There is one other (unstated but obvious) area of competition between K.R.N. and his "rival" translators.  Although K.R.N.'s argument about (or against) commentarial traditionalism is both shrewd and strong, he admits that Jayawickrama's "translation is clear and easy to read". (p. 84)  He also praises Saddhatissa's translation for containing many "splendid phrases". (p. 72)  K.R.N.'s own work, by contrast, is barely comprehensible to other specialists, and his lack of influence on later translators (including Jayawickrama) may reflect the difficulty that people have in following his writing (be it translation or explanation).  That's a type of rivalry that has nothing to do with commentarial authority, nor religious authority, nor even with the strength of philological evidence: if you can't express your conclusions in a way that others find convincing (or at least clearly comprehensible) then your work will fall silent.  In general, the paucity of criticism of K.R.N.'s translation may reflect this peculiar "silence" (despite the hardbound covers and institutional imprimatur that mark his work out on the library shelves).

Unlike Bhikkhu Bodhi, I don't have the impression that K.R.N. is widely read by Buddhist monks or laypeople, and his publications are rarely reacted to by the general public or --relatively speaking-- by other specialists.  I say "relatively speaking" because K.R.N. has, in fact, published a significant percentage of all of the new research on Theravāda Buddhism in the last 50 years --and yet I neither see much criticism of it, nor other reactions to it of any kind.
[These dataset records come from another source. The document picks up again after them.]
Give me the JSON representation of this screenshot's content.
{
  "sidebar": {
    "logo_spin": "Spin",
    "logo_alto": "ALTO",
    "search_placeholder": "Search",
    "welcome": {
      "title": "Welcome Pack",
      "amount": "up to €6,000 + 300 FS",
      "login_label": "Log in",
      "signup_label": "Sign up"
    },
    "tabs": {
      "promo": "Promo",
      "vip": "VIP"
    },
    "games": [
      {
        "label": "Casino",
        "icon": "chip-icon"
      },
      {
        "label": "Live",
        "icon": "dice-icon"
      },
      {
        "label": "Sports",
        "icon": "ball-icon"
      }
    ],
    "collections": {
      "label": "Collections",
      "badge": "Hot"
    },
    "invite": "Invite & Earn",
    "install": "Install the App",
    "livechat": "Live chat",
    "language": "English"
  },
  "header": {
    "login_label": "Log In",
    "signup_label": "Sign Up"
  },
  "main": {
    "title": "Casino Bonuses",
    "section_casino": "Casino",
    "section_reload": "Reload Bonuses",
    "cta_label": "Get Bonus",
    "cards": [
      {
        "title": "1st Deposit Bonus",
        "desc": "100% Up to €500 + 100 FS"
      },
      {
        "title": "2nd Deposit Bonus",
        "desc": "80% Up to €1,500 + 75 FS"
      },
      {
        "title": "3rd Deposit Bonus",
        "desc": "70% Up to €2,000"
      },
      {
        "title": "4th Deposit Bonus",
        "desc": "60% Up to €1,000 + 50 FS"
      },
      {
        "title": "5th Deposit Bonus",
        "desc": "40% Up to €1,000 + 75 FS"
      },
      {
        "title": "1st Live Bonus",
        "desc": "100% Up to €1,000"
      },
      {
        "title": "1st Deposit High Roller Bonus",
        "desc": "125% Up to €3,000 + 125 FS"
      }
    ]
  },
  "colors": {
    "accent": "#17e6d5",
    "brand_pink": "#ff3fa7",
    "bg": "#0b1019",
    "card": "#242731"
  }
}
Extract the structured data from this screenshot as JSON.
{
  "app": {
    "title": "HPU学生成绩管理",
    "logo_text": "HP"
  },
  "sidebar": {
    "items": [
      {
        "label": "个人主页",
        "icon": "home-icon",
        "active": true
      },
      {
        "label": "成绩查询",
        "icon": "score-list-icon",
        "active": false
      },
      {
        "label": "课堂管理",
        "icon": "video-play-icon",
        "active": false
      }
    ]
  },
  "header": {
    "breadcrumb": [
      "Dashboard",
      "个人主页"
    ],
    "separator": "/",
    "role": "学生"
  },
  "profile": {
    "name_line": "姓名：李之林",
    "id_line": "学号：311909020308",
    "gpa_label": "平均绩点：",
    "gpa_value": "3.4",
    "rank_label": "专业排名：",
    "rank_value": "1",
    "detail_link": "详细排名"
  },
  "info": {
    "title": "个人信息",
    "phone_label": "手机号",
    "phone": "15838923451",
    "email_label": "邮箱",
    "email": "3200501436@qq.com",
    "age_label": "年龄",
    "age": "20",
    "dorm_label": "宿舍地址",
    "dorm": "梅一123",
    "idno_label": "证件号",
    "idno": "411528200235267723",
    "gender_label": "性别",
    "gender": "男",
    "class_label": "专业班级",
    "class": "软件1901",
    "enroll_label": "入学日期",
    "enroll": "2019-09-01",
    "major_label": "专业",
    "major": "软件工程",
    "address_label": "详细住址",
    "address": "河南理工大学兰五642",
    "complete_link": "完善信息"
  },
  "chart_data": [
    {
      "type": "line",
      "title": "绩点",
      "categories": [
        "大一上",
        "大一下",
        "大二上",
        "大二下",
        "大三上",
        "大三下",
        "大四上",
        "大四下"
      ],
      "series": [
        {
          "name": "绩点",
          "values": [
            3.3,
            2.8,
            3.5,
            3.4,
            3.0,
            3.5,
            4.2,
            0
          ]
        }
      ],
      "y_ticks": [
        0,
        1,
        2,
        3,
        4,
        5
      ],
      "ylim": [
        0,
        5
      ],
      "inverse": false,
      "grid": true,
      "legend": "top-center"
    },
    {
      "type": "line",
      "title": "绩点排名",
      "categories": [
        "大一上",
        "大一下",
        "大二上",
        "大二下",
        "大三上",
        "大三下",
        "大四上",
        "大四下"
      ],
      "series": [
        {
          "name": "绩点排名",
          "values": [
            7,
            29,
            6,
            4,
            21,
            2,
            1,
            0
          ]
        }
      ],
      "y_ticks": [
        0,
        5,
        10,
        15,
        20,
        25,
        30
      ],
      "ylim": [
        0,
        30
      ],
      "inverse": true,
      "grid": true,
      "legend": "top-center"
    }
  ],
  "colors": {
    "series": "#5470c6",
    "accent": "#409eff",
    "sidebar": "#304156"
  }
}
To the best of my knowledge, K.R.N.'s first language is English, and yet he manages to produce translations that are nearly incomprehensible, even to other native speakers of English.  This is a subject that deserves criticism elsewhere, partly because the process of that criticism might draw out the useful observations (embedded in K.R.N.'s research) into some form that would be more easily understood by specialists and non-specialists alike.  If (if!) the objective of translation is to render a text that can be understood without comparative reading of the primary source, we may say that the leading edge of K.R.N.'s research still leaves us very far away from that goal.

Vague claims of the same kind that K.R.N. has quoted from Jayawickrama's introduction can be found in many English books on Buddhism (from informal pamphlets to hardbound tomes) with the insinuation being that textual scholarship is inimical to "tradition".  There are very few advocates for the opposite point of view, i.e., that textual scholarship itself is the tradition.  Sometimes monks engage in textual scholarship; sometimes non-Buddhist laypeople (like K.R.N.) engage in textual scholarship; however, what transpires on both sides of that equation is the entire substance of the tradition --not something that detracts from it.

[A Bibliography of just one entry:]
K.R. Norman.  2004.  "On Translating the Sutta-Nipāta."  Buddhist Studies Review, Vol. 21, No. 1.